Je suis pour ma part très favorable à cette motion, en tout cas à son renvoi en commission pour en discuter. De façon que les conseillers municipaux, qui sont ceux qui donnent leur avis sur les naturalisations, puissent se prononcer sur un dossier complet, Mesdames et Messieurs ! N'importe qui doit pouvoir travailler sur des dossiers complets, et non lacunaires. Donc oui, il faut l'extrait du casier judiciaire, afin que les conseillers municipaux puissent se prononcer en toute connaissance de cause et en ayant toutes les données entre leurs mains.
Le président. Merci, Monsieur le député. La parole est à M. Wasmer, à qui il reste une minute.
M. Olivier Wasmer (UDC). Mesdames et Messieurs les députés, pour ceux qui sont en mal de sensations fortes, de scoops, pour dénoncer l'UDC qui serait un parti raciste ou xénophobe, malheureusement vous faites tous fausse route - et je le dis également aux journalistes ici - car, s'il y a un parti qui a soutenu cette motion, c'est bien l'UDC ! Des députés ont appuyé la candidature d'une Turque dont la demande de naturalisation avait été rejetée, par la commune de Vernier précisément.

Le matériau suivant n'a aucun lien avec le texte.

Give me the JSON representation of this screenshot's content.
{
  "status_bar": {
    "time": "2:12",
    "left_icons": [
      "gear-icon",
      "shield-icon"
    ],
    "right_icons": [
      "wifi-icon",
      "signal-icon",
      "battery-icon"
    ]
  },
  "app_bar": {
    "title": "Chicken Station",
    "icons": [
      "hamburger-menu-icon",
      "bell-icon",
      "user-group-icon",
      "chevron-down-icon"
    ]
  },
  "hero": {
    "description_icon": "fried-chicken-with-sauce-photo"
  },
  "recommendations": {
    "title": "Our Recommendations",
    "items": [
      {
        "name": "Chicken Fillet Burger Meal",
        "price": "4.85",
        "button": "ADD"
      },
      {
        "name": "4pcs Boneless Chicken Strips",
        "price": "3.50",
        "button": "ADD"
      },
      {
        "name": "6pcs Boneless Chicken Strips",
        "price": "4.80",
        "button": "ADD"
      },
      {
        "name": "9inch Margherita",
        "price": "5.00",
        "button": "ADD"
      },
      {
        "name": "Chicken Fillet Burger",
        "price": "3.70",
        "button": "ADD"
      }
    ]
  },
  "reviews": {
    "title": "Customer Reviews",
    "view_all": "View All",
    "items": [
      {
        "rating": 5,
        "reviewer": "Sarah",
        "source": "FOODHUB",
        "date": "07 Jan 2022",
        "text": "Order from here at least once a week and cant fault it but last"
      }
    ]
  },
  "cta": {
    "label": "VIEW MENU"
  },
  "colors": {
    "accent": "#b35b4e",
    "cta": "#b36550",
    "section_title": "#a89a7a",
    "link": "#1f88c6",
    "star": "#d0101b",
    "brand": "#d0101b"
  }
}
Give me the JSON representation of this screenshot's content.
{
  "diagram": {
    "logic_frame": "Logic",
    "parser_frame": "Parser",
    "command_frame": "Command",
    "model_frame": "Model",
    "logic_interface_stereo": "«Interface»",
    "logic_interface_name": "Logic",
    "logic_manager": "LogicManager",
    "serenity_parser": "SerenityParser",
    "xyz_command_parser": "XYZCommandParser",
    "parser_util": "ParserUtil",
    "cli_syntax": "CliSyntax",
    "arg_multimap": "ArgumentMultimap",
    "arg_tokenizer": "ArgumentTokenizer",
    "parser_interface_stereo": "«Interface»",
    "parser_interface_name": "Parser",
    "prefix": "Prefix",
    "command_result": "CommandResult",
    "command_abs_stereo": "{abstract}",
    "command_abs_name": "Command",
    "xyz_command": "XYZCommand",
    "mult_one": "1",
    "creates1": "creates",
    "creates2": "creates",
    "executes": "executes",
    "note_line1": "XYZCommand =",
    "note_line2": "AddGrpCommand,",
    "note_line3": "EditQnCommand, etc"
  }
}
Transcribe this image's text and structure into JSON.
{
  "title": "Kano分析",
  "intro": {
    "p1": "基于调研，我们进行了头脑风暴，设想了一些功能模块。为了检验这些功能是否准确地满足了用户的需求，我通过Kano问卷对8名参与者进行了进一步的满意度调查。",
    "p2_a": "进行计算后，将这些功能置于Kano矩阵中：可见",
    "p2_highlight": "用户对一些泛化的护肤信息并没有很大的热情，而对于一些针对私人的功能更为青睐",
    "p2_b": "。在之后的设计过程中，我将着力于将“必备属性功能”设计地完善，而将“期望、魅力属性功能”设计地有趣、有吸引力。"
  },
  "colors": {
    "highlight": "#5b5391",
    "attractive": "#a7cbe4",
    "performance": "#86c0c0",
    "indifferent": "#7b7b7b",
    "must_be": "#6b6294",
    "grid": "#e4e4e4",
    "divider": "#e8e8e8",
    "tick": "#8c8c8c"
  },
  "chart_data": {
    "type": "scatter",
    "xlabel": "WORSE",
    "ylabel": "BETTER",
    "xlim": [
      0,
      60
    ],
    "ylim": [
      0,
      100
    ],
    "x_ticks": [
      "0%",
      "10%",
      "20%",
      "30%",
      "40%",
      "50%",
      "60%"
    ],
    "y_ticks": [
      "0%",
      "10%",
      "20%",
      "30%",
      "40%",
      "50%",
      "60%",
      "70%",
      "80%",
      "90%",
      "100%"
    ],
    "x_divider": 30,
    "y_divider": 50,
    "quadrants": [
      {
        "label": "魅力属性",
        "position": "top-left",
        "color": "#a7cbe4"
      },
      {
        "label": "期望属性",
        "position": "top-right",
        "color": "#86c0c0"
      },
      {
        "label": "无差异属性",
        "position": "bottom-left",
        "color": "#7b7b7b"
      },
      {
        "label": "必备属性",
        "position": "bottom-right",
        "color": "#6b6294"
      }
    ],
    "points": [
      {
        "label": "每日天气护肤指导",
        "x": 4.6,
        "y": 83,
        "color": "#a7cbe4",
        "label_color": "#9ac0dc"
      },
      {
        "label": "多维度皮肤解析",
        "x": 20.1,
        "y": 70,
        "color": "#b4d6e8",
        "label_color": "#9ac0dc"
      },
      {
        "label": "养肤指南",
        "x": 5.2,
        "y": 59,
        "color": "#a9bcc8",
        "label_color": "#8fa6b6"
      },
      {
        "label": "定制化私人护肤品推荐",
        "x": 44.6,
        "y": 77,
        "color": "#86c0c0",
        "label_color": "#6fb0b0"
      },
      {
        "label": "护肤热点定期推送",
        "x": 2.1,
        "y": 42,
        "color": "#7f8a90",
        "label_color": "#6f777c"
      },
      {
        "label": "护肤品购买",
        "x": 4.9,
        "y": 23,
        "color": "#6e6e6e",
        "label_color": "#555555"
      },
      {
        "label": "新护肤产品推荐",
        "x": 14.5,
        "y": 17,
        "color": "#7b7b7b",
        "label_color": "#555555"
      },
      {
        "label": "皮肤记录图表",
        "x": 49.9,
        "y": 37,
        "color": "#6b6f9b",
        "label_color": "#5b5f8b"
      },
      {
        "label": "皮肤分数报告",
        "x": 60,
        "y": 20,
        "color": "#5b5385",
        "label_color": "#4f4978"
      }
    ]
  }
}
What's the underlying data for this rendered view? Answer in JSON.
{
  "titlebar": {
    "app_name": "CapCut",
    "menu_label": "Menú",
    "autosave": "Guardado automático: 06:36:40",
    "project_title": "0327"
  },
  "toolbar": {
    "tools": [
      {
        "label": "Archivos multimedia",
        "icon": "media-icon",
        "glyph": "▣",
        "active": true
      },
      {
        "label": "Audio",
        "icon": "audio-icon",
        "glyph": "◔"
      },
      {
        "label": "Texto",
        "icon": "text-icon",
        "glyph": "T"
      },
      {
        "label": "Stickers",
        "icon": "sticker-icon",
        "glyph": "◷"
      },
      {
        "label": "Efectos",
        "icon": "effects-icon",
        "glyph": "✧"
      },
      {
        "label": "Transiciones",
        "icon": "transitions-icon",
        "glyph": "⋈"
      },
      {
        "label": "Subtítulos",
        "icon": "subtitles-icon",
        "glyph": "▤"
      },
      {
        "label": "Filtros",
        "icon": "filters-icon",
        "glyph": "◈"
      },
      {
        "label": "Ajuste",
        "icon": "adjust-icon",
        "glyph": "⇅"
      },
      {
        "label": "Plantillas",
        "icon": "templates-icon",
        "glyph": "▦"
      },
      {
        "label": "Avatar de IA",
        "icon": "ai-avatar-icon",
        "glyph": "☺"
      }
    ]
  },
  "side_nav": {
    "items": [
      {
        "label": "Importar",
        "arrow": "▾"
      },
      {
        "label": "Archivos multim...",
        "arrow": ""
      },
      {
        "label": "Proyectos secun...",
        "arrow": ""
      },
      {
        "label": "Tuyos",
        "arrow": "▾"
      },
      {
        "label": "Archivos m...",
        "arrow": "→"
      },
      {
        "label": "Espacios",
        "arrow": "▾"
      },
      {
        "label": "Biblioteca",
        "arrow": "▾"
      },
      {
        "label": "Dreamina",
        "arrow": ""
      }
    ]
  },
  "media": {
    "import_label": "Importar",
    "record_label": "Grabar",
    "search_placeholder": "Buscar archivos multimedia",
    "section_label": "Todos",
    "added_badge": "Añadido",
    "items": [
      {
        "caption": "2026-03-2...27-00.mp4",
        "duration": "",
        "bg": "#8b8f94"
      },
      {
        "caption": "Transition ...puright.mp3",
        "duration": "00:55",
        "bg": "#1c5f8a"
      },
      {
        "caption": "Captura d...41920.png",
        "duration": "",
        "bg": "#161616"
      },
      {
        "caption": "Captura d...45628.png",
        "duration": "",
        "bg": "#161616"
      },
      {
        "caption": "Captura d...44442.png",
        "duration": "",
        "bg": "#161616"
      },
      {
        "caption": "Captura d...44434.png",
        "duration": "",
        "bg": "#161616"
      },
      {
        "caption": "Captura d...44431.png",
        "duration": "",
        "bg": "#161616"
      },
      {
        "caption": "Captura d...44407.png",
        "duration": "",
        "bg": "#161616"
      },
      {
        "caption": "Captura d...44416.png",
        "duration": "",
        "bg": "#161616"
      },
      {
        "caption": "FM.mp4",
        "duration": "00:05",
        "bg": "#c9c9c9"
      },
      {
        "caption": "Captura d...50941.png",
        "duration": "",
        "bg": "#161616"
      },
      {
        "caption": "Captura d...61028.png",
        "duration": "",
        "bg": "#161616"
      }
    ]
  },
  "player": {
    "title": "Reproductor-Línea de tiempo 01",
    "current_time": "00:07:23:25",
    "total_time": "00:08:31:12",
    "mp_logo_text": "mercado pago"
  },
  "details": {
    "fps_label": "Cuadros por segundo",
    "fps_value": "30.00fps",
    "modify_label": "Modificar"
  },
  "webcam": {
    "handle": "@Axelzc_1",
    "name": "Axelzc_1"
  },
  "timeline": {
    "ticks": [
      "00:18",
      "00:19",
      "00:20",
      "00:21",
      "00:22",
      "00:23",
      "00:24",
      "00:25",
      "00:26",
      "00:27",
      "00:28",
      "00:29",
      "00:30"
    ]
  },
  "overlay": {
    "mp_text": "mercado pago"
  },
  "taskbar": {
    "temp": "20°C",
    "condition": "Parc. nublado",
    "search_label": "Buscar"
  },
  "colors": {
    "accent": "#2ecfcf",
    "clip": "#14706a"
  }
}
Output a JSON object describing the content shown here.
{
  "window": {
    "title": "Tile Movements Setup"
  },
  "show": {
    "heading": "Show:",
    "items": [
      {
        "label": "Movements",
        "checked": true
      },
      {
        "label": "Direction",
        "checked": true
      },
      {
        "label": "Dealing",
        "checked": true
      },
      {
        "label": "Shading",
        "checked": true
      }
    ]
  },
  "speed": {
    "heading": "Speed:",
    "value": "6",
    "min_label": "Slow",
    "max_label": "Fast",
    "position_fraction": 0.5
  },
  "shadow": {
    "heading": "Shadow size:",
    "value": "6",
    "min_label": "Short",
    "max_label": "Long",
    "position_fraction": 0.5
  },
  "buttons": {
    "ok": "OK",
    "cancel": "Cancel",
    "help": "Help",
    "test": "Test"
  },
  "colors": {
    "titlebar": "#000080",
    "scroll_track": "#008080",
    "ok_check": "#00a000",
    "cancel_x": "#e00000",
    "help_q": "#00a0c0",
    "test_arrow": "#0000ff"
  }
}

Il faut savoir que la loi actuelle sur les naturalisations est parfaitement claire; elle stipule notamment que la personne candidate à la naturalisation ne doit pas «avoir été l'objet d'une ou plusieurs condamnations révélant un réel mépris de nos lois.» Or les naturalisations dans la plupart des communes n'étaient pas fondées sur l'extrait de casier judiciaire jusqu'à aujourd'hui - ou ne le sont pas encore, et c'est pourquoi on demande que cela change - mais simplement sur un dossier de police, duquel il ressortait que l'étranger qui était entendu avait participé à une rixe, avait été pris sur la voie publique dans le cadre d'une beuverie... Dans le cas présent, le mari de la candidate avait trafiqué de la drogue.
Alors, Mesdames et Messieurs les députés, ce n'est manifestement pas sérieux. La loi doit être appliquée ! Si l'UDC est prompte à mettre à la porte les étrangers criminels qui ne s'intègrent pas, elle sera au contraire la première à accepter l'intégration d'étrangers dont les moeurs se sont révélées être les mêmes que les nôtres et qui n'ont pas fait l'objet de condamnations pénales.
Pour tous ces motifs, l'UDC appuiera avec force cette motion, afin que ce ne soit dorénavant plus un dossier de police qui est remis aux autorités chargées des naturalisations, mais bien un extrait de casier judiciaire, dont il ressortira bien évidemment qu'il est vierge.
M. Olivier Jornot (L). Mesdames et Messieurs les députés, cette question du degré d'information des autorités communales - puisque c'est d'elles qu'il s'agit - en matière de naturalisation nous a très fréquemment agités, souvent à juste titre d'ailleurs, et notamment à l'époque où nous étions autorité de réexamen des décisions prises par le Conseil d'Etat en la matière. Malheureusement, depuis que cette motion a été déposée en 2007, passablement d'eau a coulé sous les ponts et passablement de choses ont changé. Par exemple, s'agissant de l'extrait de casier judiciaire, un conseiller fédéral UDC, entre-temps non réélu, a fait adopter une ordonnance qui établit que l'intégralité des autorités chargées de la naturalisation ont accès «online» - comme on dit aujourd'hui - à ce casier, alors qu'effectivement, autrefois, les autorités n'avaient pas automatiquement accès aux données du casier judiciaire.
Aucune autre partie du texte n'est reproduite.